Saturday, August 20, 2011

A (really, really) mixed bag


DocuWeeks Shorts Program
The Barber of Birmingham 
Maya Deren’s Sink 
The Home Front 
IFC Centre, August 16, 2011
Movie #61 for 2011

Every year the IFC Centre screens the IDA's documentary film festival to help docos qualify for Oscar nomination (something about the number of screens in the number of cities, or something).  This includes a shorts program.

The Barber of Birmingham is a sweet film about a sweet man - an African-American Alabaman barber now in his 80s who was a civil rights ‘foot soldier’ in the 60s - one of the men and women who quietly and non-violently demanded their civil rights day after day, without being a Rosa Parks or a Dr. King.  Using the presidential election of Barak Obama to kick start reflections on the civil rights movement, the film covers a lot of ground - it could easily have been spun out to feature length - from the very personal perspective of a player in the story, to the bigger picture of the story itself.

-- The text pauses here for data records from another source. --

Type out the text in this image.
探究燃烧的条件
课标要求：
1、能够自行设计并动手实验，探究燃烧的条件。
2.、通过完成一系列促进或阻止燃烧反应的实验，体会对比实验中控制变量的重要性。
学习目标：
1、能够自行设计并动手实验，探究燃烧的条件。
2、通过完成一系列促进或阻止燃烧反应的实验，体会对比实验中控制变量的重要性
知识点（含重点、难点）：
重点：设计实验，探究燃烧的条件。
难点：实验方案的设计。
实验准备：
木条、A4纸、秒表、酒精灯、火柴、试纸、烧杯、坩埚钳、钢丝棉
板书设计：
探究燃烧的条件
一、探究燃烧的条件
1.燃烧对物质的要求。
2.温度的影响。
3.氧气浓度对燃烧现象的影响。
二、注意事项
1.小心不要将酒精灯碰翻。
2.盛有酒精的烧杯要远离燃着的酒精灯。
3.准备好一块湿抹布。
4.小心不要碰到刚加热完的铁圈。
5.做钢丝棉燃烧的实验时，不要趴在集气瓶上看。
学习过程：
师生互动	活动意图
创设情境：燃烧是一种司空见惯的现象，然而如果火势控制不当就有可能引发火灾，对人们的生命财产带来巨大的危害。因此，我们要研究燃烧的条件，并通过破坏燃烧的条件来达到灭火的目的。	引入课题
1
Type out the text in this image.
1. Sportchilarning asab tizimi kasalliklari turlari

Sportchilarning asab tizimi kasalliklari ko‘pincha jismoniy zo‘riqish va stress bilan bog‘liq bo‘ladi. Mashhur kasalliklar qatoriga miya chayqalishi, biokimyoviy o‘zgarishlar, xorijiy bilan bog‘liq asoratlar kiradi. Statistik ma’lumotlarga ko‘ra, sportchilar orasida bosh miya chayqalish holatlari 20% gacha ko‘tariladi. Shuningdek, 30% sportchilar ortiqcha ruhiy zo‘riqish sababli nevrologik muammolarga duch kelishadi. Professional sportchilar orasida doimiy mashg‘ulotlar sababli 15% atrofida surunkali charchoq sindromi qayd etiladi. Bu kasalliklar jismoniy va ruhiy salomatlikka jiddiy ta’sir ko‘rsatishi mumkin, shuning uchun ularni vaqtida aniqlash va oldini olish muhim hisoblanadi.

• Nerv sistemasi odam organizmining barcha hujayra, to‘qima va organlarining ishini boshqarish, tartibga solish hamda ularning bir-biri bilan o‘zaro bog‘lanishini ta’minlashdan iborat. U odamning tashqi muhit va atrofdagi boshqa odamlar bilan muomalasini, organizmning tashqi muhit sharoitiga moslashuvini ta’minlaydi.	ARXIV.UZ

Maya Deren’s Sink is an experimental documentary about an experimental filmmaker from the 1940s and the houses where she lived.  It's based on Deren's films being projected onto the spaces where she filmed them, and voiceover from friends, family, neighbours and the folk who now own the houses. I’ve never really got next to experimental film, and this one didn’t help.

In The Home Front, the adage “good fences make good neighbours” is given a test drive as feuding Danish neighbors call in a local council mediator to resolve conflicts about their shared boudaries.  The mediator is an affable guy who understands how people get to the point where they need mediation, but thinks it’s kind of stupid.  He’s perfect for the job, really, and brooks very little nonsense without being a bully.  Mediation is required for overgrown hedges, drainage for dying hedges and for folks lopping down trees on another’s property.  Without exception, the complainants are awful, cantankerous old men, belligerent about getting their own way.  They’re both funny and sad in their self-righteous indignation and their isolation.  Through keen, nonjudgmental observation, The Home Front finds something universal to say about human kind in the minutiae of shared boundary lines.